The agreements were signed shortly before Rosneft also agreed to explore other parts of the Russian Barents Sea and the Black Sea with Italy's ENI. This will involve joint exploration of the Fedynsky block and Central Barents block in the Barents Sea and the Western Chernomorsky block in the Black Sea.
The Fedynsky block is in the southern Barents Sea in 200-320m water. License obligations include one exploration well by 2020 and, if successful, a second within five years.
The Central Barents block, south of Fedynsky, is in 160-300m water. The license obligation is for one exploration well by January 2021, and if successful, a second in five years.
The Western Chernomorsky block is in 600-2250m water.
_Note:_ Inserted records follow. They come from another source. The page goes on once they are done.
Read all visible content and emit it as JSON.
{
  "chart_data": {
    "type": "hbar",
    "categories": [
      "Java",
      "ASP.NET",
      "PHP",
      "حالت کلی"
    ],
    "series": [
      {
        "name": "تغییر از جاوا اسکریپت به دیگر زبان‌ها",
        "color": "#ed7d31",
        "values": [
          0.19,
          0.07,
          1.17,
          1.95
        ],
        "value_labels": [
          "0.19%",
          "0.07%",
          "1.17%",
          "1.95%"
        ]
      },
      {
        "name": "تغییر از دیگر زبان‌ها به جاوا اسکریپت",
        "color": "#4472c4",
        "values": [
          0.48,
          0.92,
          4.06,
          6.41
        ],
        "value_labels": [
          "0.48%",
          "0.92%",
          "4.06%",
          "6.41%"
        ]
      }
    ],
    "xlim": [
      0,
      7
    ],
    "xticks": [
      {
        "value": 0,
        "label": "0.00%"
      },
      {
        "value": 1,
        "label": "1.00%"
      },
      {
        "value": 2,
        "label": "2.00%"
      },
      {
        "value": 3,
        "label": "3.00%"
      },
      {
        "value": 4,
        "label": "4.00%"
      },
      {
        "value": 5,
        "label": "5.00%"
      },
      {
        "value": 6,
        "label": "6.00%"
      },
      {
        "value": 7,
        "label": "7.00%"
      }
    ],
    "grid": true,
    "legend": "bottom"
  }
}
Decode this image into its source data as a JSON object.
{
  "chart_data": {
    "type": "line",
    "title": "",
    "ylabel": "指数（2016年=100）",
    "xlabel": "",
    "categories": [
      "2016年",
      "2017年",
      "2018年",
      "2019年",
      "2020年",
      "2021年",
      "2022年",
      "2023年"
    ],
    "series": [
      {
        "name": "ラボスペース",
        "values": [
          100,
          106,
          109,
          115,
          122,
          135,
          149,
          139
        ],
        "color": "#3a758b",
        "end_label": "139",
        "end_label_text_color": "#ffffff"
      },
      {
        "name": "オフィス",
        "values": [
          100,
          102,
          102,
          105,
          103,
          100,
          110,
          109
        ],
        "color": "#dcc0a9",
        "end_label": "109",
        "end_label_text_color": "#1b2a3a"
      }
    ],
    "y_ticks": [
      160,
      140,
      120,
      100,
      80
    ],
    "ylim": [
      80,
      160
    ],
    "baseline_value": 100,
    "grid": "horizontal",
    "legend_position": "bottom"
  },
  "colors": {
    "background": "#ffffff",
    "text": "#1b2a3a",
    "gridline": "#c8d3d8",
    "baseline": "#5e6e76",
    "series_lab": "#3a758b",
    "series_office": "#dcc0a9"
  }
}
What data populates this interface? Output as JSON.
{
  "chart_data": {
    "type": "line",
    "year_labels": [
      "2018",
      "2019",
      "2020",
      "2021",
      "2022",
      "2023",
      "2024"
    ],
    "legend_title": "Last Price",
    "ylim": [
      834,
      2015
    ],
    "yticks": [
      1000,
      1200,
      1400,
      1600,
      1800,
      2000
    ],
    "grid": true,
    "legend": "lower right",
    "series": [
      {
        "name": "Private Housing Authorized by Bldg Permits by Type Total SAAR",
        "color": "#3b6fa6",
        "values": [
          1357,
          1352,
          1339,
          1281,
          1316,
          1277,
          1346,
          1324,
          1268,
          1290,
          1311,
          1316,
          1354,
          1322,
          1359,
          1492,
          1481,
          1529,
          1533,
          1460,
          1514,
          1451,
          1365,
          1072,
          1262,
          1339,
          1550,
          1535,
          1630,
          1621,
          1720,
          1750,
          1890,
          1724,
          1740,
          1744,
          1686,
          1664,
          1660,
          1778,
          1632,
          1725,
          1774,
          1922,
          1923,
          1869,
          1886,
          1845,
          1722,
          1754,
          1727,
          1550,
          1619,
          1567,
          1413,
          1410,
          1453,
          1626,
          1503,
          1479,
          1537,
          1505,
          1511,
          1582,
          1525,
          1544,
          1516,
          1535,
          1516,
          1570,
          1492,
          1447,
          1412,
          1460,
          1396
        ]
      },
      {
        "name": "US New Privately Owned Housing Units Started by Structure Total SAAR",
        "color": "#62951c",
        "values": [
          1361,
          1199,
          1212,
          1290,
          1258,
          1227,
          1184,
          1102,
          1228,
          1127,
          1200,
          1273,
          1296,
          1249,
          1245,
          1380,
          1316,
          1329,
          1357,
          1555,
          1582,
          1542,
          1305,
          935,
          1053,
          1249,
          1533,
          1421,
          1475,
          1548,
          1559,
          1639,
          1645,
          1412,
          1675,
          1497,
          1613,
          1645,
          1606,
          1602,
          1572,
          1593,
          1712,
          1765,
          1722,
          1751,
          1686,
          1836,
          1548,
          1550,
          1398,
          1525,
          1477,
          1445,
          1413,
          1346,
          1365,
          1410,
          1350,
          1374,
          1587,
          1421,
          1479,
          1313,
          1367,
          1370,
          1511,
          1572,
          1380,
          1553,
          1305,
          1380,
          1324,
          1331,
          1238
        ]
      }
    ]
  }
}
Rosneft says it has identified six leads "with high potential". Two exploration wells are to be drilled in 2015-2016, to meet license obligations.
Under the agreement between Rosneft and Statoil, Statoil will carry the cost of exploration on the four licenses. Six wildcat wells are planned between 2016 and 2021. Rosneft will reimburse its share of exploration cost from commercial production of any discoveries.
On June 12, Rosneft and Statoil were also awarded interests in PL713 in the Norwegian Barents Sea and are to start joint exploration on the Norwegian Continental Shelf.
The license area covers 1213 sq km close to the recently discovered Johan Castberg field.
The two firms have also agreed to explore shale oil opportunities in the Samara region of Russia.
Additionally, Rosneft and ExxonMobil announced the formation of a joint venture companies concerning Kara and Black Seas projects. The companies, Tuapsemorneftegaz SARL and Karmorneftegaz SARL, respectively, will begin project implementation activities as operator pursuant to agreement with Rosneft, which is the license holder with 66.67% stake. The initial cost of exploration in the Kara and Black Seas is approximately US$3.2 billion, the majority of which will be financed by ExxonMobil. Drilling operations are expected to begin in 2014.
Rosneft and ExxonMobil also established foundations for joint ventures to explore seven other licenses in the Russian Arctic and to manage the joint West Siberia tight oil project. The companies will next move on to the planning phase for an LNG development in the Russian Far East.